Tetapi apa yang terjadi setelah Prabowo kalah, dulu Prabowo dengan lantang mengkritik pemerintahan Jokowi, kini lunak dengan tawaran kekuasaan. Apa yang sebenarnya yang diperjuangkan Prabowo, Islam atau kekuasaan? Saya kira pendukung Prabowo bisa menjawab pertanyaan ini.
Puasa Setia PKS
PKS sudah mendapatkan konfirmasi terkait Gerindra yang akan bergabung di koalisi Jokowi, tak tanggung-tanggung PKS juga diajak bergabung, menikmati empuknya kursi kekuasaan.

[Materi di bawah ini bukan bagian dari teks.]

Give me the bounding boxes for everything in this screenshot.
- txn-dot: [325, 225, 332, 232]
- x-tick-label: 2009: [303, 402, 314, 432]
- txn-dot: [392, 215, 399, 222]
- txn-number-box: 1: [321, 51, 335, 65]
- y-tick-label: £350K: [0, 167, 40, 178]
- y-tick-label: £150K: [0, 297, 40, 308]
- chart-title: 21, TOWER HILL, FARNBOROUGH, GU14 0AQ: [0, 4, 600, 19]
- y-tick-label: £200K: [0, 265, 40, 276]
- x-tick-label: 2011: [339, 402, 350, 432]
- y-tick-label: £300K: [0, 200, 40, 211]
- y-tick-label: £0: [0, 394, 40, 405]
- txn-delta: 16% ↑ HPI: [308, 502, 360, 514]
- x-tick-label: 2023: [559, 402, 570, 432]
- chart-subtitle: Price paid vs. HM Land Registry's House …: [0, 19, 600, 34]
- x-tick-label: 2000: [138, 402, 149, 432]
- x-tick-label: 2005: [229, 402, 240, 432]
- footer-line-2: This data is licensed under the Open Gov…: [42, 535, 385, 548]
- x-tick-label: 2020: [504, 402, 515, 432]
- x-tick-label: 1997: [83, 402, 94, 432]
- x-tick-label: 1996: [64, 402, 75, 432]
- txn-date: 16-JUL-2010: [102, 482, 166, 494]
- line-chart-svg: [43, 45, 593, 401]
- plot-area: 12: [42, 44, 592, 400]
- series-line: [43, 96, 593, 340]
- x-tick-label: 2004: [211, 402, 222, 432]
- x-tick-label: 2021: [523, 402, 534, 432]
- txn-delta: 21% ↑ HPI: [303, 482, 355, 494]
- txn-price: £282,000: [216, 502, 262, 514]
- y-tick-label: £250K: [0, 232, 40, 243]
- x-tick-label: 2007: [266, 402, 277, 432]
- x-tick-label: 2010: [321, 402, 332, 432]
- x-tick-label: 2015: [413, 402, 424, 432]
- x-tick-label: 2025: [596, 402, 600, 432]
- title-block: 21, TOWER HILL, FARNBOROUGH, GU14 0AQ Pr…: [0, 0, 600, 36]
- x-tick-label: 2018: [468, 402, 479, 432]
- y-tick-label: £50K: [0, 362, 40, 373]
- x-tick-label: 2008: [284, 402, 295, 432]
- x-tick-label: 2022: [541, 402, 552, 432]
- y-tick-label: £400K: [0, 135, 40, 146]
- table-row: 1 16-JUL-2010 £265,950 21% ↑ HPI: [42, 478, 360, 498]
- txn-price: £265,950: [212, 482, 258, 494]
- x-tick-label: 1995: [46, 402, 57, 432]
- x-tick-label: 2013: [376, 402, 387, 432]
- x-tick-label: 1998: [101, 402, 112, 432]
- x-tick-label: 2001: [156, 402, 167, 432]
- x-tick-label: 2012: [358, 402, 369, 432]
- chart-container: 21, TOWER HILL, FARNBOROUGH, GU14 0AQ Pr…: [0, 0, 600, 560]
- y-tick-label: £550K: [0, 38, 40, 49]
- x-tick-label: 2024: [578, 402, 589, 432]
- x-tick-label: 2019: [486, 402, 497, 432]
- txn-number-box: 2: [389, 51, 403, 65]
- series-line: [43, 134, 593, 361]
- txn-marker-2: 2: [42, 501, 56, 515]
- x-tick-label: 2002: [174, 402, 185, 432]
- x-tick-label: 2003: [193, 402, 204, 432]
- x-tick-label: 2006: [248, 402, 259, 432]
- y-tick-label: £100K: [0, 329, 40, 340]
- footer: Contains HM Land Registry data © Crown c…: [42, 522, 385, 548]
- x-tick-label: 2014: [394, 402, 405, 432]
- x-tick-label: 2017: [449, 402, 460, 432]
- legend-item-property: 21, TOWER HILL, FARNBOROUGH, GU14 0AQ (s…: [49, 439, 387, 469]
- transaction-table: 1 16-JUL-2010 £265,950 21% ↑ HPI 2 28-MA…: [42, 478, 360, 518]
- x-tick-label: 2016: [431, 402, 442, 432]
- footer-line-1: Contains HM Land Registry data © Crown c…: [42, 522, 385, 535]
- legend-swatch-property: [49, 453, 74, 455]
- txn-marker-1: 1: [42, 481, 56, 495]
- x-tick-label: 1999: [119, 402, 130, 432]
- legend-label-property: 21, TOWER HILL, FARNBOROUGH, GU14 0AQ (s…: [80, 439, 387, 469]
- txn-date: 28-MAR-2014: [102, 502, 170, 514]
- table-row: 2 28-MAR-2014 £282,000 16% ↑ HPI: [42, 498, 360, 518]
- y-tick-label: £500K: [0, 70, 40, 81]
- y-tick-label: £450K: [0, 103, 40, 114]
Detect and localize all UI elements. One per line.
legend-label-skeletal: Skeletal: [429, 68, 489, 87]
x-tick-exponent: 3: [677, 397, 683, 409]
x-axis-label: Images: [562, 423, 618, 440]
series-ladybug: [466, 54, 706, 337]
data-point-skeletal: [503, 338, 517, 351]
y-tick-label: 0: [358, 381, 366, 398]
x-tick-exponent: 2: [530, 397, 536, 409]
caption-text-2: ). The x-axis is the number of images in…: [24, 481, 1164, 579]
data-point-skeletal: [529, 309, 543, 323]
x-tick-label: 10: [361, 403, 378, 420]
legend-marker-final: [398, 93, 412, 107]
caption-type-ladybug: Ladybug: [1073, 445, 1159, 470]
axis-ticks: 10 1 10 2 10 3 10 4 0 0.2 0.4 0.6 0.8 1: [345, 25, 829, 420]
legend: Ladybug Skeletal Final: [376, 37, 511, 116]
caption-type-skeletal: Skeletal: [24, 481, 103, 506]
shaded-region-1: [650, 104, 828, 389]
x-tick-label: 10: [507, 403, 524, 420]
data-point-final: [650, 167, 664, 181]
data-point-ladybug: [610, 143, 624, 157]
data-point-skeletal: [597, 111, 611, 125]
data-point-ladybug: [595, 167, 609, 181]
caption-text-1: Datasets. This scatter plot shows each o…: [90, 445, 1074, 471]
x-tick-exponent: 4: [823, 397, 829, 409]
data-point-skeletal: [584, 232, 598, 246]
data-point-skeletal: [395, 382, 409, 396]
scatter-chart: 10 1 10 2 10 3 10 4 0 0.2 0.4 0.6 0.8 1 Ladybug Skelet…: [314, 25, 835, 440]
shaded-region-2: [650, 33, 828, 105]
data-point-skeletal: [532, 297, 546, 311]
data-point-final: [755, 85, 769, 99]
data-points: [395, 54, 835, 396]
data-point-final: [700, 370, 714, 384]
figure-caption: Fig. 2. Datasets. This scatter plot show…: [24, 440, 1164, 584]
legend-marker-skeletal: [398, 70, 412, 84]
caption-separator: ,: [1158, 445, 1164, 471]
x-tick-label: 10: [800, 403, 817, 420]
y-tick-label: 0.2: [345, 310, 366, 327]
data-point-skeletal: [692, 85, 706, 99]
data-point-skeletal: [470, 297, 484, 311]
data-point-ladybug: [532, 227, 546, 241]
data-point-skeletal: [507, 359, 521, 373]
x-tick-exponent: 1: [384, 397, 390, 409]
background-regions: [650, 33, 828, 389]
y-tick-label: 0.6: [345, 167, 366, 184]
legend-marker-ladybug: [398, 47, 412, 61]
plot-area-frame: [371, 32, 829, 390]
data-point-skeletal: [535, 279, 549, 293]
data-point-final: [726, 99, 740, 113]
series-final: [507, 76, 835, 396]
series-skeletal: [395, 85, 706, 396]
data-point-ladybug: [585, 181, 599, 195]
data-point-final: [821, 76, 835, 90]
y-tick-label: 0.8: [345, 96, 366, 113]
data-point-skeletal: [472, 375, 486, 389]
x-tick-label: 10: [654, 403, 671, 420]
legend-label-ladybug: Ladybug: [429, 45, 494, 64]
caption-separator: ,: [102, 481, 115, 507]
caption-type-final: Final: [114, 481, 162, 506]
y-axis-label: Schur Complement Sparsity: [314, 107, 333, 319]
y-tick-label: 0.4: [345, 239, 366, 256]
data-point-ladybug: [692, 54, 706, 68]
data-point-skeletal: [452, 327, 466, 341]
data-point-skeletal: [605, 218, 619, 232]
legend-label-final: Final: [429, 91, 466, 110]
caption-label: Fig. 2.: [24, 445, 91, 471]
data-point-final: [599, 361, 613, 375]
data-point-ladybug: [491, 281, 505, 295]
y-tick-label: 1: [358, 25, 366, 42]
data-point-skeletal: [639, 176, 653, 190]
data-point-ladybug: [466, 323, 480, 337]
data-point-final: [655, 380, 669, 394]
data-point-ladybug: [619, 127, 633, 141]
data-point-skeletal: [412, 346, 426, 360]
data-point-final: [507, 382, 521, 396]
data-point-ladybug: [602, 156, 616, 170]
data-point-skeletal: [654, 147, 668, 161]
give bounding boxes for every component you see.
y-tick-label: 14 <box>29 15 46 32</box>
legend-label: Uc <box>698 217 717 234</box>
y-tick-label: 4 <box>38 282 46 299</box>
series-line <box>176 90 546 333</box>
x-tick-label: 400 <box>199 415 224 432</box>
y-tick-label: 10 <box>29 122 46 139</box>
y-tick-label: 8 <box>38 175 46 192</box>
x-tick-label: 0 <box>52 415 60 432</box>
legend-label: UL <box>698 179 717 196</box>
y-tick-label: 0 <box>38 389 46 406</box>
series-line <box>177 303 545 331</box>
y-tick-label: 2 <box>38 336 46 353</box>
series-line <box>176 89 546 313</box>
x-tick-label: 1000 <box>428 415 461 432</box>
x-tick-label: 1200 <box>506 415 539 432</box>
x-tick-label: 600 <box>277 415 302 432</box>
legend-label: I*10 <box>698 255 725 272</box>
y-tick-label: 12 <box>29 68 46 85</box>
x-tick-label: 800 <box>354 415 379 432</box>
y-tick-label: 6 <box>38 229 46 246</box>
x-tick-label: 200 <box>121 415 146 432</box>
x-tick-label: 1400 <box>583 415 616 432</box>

Ketum PKS Sohibul Iman dalam keterangannya menolak partai oposisi bergabung dengan koalisi, hal itu demi menjaga marwah demokrasi yang sedang diperjuangkan. Bila Gerindra dan PKS melunak, lalu siapa lagi yang akan menjaga sendi-sendi demokrasi.
Pemerintahan dengan dukungan mayoritas partai politik, akan menciptakan eksekutif yang terlalu besar kewenangannya, karena peran parpol di legislatif hanya sekadar tukang stempel dan setuju saja setiap pengajuan anggaran dan kebijakan baru dikeluarkan.
PKS menyarankan pada Gerindra agar tetap pada komitmen awal, yaitu tetap konsisten sebagai partai oposisi, kendati Demokrat dan PAN sudah bermanuver sejak awal.
Sampai di sini, kita bisa melihat wajah asli seorang Prabowo, alih-alih memperjuangkan yang sudah kadung dikampanyekan pada masa pemilu, ternyata ia larut dengan jabatan dan kekuasaan.
Bila Gerindra dan PKS berada di luar pemerintahan, setidaknya posisi legislatif bakal disegani, namun bila hanya menyisahkan PKS sebagai kelompok oposisi maka legislatif tak lebih dari macan ompong: punya kewenangan besar tapi tersandera oleh kepentingan di eksekutif.